Fortunately, there’s good news. We don’t have to give up economic growth in exchange for keeping our air clean. Wind power is already working to achieve these goals, as it is one of the biggest, fastest, cheapest ways to help us reduce carbon emissions within the electric power sector while also driving significant economic development.

A prime example of this fact can be found in Kansas. The Sunflower State ranks in the top 10 states in which wind energy is helping to reduce carbon emissions. Wind power installed in the state avoids 4.3 million metric tons of carbon emissions a year – the equivalent of taking 700,000 cars off the road. At the same time, wind has attracted $5.5 billion in capital investment to Kansas and supports up to 4,000 good-paying jobs.

Continued leadership in Kansas on clean energy warrants praise because it demonstrates that wind and clean-energy technologies can improve air quality and reduce carbon emissions both cost-effectively and reliably.

Across the U.S. in 2013, wind power reduced carbon emission by 127 million tons, the equivalent of reducing power-sector emissions by more than 5 percent, or taking 20 million cars off the road.

According to the National Renewable Energy Lab, by obtaining 30 percent of the U.S. electricity needs from wind, we will cut power-sector emissions 37 percent. More than a dozen utility and independent grid operator studies have already found wind can reliably provide a larger share of our electricity needs, which in turn will reduce emissions in even larger amounts.

Wind keeps the air clean by avoiding more than just carbon dioxide emissions. Wind energy reduces other harmful air pollutants including 347 million pounds a year of acid rain-producing sulfur dioxide and 214 pounds a year of smog-forming nitrogen dioxide.

Wind energy’s ability to reduce emissions comes as the industry has improved wind-turbine technology and lowered costs by 43 percent in four years.

The Energy Information Administration and financial advisory firm Lazard find wind is one of the lowest-cost options for new electric generation, and utilities agree.

We don’t have to sacrifice higher electricity bills in exchange by reducing carbon emissions with wind power either. New data from the Department of Energy shows ratepayers in states with the most wind energy have saved the most on their electric bills. And multiple studies from independent groups show adding wind power into our energy mix saves billions of dollars while maintaining electricity reliability.

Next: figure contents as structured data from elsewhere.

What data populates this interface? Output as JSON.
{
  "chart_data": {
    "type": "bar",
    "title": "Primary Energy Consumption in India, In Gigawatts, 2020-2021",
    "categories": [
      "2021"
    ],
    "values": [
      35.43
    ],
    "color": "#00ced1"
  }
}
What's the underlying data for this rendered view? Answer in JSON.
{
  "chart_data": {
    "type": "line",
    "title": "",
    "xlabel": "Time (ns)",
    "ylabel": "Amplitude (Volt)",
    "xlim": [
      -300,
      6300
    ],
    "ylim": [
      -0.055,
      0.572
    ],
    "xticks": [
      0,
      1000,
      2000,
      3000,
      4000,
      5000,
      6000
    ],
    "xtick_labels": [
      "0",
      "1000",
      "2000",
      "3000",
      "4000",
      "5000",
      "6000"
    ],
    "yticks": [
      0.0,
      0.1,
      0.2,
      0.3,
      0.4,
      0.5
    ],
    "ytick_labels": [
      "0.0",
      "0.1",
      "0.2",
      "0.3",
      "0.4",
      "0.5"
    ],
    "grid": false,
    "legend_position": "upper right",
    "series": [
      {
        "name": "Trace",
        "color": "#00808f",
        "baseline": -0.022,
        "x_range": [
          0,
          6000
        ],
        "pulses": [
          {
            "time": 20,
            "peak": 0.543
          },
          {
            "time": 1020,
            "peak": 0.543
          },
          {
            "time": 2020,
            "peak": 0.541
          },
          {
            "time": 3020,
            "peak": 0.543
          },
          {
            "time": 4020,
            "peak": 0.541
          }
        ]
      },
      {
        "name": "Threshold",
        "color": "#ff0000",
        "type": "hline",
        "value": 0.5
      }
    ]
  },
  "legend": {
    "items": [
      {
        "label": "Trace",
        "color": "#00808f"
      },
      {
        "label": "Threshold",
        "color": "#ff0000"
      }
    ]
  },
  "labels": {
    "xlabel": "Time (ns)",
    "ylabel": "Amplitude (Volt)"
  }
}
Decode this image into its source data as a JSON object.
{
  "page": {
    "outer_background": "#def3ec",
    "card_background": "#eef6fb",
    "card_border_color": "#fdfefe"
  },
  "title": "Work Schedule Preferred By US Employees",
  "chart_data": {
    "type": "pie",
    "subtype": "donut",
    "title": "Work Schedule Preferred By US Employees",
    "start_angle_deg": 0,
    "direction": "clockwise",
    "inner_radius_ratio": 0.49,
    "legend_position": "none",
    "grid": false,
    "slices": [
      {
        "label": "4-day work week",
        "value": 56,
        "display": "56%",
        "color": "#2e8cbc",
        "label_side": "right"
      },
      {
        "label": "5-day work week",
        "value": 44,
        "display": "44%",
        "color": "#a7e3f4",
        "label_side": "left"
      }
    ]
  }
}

American wind power fosters economic development in all 50 states, not just the ones where wind is significantly reducing carbon emissions. And wind attracts up to $25 billion a year in private investment into our national economy while powering a domestic manufacturing supply chain of more than 560 facilities across 43 states and supporting more than 50,000 jobs.

By providing stable, long-term policy that appropriately values carbon-free electricity, state and federal governments can ensure wind power continues to lead the way in reducing carbon emissions today and for generations to come.

Tom Kiernan is CEO of the American Wind Energy Association, based in Washington, D.C.